Local RAG is a fully local AI-powered document processing and search system. A robust Retrieval-Augmented Generation application using Ollama local models and FAISS for efficient document processing and semantic search — designed for private enterprise data that never leaves the network.
Stack
Python, FastAPI, React.js, Ollama, FAISS, Sentence Transformers, LangChain-style retrieval, OCR.
Status
Active — work in progress. Functional end-to-end, with ongoing refinement of features and error handling.
Key features
- Multi-format document processing — PDF, DOCX, CSV, Excel, XML, and images.
- Semantic search with content-type awareness — intelligent document understanding.
- Batch processing for large files and many documents at once.
- Rate limiting and error handling for reliable API performance.
- Automatic backup and recovery for data integrity.
- Query expansion and results reranking for better search relevance.
- Faceted search — filter and navigate results.
- OCR support for extracting text from images and PDFs.
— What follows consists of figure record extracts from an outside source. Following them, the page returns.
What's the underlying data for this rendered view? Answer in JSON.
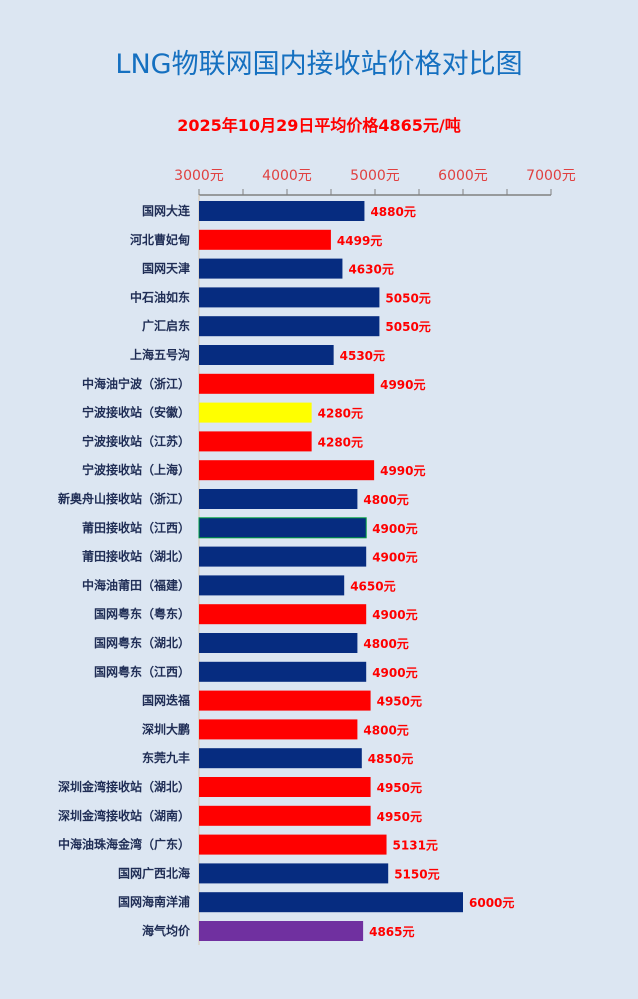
{
  "chart_data": {
    "type": "bar",
    "orientation": "horizontal",
    "title": "LNG物联网国内接收站价格对比图",
    "subtitle": "2025年10月29日平均价格4865元/吨",
    "xlim": [
      3000,
      7000
    ],
    "x_ticks": [
      "3000元",
      "4000元",
      "5000元",
      "6000元",
      "7000元"
    ],
    "x_tick_values": [
      3000,
      4000,
      5000,
      6000,
      7000
    ],
    "axis_position": "top",
    "grid": false,
    "unit": "元",
    "colors": {
      "navy": "#062c80",
      "red": "#ff0000",
      "yellow": "#ffff00",
      "purple": "#7030a0"
    },
    "categories": [
      "国网大连",
      "河北曹妃甸",
      "国网天津",
      "中石油如东",
      "广汇启东",
      "上海五号沟",
      "中海油宁波（浙江）",
      "宁波接收站（安徽）",
      "宁波接收站（江苏）",
      "宁波接收站（上海）",
      "新奥舟山接收站（浙江）",
      "莆田接收站（江西）",
      "莆田接收站（湖北）",
      "中海油莆田（福建）",
      "国网粤东（粤东）",
      "国网粤东（湖北）",
      "国网粤东（江西）",
      "国网迭福",
      "深圳大鹏",
      "东莞九丰",
      "深圳金湾接收站（湖北）",
      "深圳金湾接收站（湖南）",
      "中海油珠海金湾（广东）",
      "国网广西北海",
      "国网海南洋浦",
      "海气均价"
    ],
    "values": [
      4880,
      4499,
      4630,
      5050,
      5050,
      4530,
      4990,
      4280,
      4280,
      4990,
      4800,
      4900,
      4900,
      4650,
      4900,
      4800,
      4900,
      4950,
      4800,
      4850,
      4950,
      4950,
      5131,
      5150,
      6000,
      4865
    ],
    "value_labels": [
      "4880元",
      "4499元",
      "4630元",
      "5050元",
      "5050元",
      "4530元",
      "4990元",
      "4280元",
      "4280元",
      "4990元",
      "4800元",
      "4900元",
      "4900元",
      "4650元",
      "4900元",
      "4800元",
      "4900元",
      "4950元",
      "4800元",
      "4850元",
      "4950元",
      "4950元",
      "5131元",
      "5150元",
      "6000元",
      "4865元"
    ],
    "bar_colors": [
      "navy",
      "red",
      "navy",
      "navy",
      "navy",
      "navy",
      "red",
      "yellow",
      "red",
      "red",
      "navy",
      "navy",
      "navy",
      "navy",
      "red",
      "navy",
      "navy",
      "red",
      "red",
      "navy",
      "red",
      "red",
      "red",
      "navy",
      "navy",
      "purple"
    ]
  }
}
- Progress tracking and webhook notifications for long-running tasks.
Architecture
A two-tier system: a Python FastAPI backend handling document ingestion, chunking, embeddings, FAISS vector storage, and LLM orchestration via Ollama; and a React.js frontend providing the chat interface, file upload, model selection, and search UX. All inference runs locally — no data is sent to external APIs.
The processing pipeline: document loader → chunker → local embedding model → FAISS vector store → retriever → local LLM via Ollama (for example, deepseek-r1:8b or phi4:14b).
System requirements
- OS: Windows 10/11, macOS, or Linux
- CPU: 4+ cores recommended
- RAM: Minimum 8GB, 16GB+ recommended for large documents
- Storage: 10GB+ free space for application and models
- GPU: Required, at least 4GB dedicated GPU RAM for model inference
Key learnings
- Local-first RAG is viable end-to-end with Ollama + FAISS — no cloud dependency required for private enterprise data.
- Content-type aware chunking and reranking matter more than embedding model choice for mixed document corpora.
- Batch processing and progress tracking are essential for usable enterprise workflows on large document sets.
Repository
GitHub repo: github.com/PowerAI-Labs/LocalRAG · Licensed under MIT.